President Bush and Italian Premier Silvio Berlusconi (search) expressed their determination Wednesday to transfer sovereignty to an interim Iraqi government on June 30 (search), a key issue for an important U.S. ally amid a persistent insurgency in parts of Iraq.
The two leaders met at the White House.
"My resolve is firm" and "the resolve of the prime minister of Italy is firm," Bush declared later at a ceremony where Berlusconi received an award for courageous leadership from the Sons of Italy Foundation.
Most Italians opposed the war, but Berlusconi says the cause is just and he sent 3,000 troops to help with reconstruction after Saddam Hussein's ouster.
Earlier, in the Oval Office, Berlusconi said that if the United States and its allies were to abandon Iraq before a democracy takes hold, the country would become "an exporter of terror."
"We've started the work which cannot be left halfway" and "we have to complete it," Berlusconi declared.

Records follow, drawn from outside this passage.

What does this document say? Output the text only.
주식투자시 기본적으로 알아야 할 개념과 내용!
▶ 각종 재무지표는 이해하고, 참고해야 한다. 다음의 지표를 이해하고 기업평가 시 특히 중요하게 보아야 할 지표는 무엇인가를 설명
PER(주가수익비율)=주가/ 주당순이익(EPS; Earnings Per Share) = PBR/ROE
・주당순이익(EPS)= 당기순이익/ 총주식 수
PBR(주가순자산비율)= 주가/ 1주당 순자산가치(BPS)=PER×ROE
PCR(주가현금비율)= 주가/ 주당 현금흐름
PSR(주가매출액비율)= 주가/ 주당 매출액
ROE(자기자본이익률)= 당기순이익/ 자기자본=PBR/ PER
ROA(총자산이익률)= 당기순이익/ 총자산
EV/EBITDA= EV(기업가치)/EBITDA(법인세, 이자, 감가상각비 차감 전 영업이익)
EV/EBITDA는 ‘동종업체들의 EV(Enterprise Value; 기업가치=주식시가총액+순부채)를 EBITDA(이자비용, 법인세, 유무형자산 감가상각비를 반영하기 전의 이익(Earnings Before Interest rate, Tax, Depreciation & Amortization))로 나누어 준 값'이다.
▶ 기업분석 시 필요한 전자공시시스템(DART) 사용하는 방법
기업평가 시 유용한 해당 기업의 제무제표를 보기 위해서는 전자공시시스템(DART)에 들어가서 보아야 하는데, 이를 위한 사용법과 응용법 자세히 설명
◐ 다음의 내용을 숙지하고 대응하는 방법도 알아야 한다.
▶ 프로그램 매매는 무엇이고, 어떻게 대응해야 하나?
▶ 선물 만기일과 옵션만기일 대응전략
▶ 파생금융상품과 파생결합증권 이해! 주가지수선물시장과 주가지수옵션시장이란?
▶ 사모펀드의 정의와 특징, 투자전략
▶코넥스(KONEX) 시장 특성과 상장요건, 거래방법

Bush said that "it's tough work there now" and "it will be tough work after sovereignty is transferred," adding that he and Berlusconi discussed how to broaden the coalition of other countries helping to rebuild Iraq to achieve the goal of free elections.
While flying to the United States on Tuesday, Berlusconi said that he wanted to be sure of "a clear turnaround" in Iraq.
Berlusconi has always rejected suggestions of withdrawing Italian troops early from Iraq. But the center-left opposition in Italy has argued against that position in recent days after attacks on Italian troops, saying a mission supposed to be about peace has become one about war.
A number of foreign leaders assisting the United States face growing domestic political pressure.
Polish Prime Minister Marek Belka (search) says he hopes that political progress in Iraq will allow his nation to start withdrawing some troops early next year.
In Ukraine, demands for withdrawing troops from Iraq increased after two soldiers were killed there last month, bringing the number of Ukrainian combat deaths to three.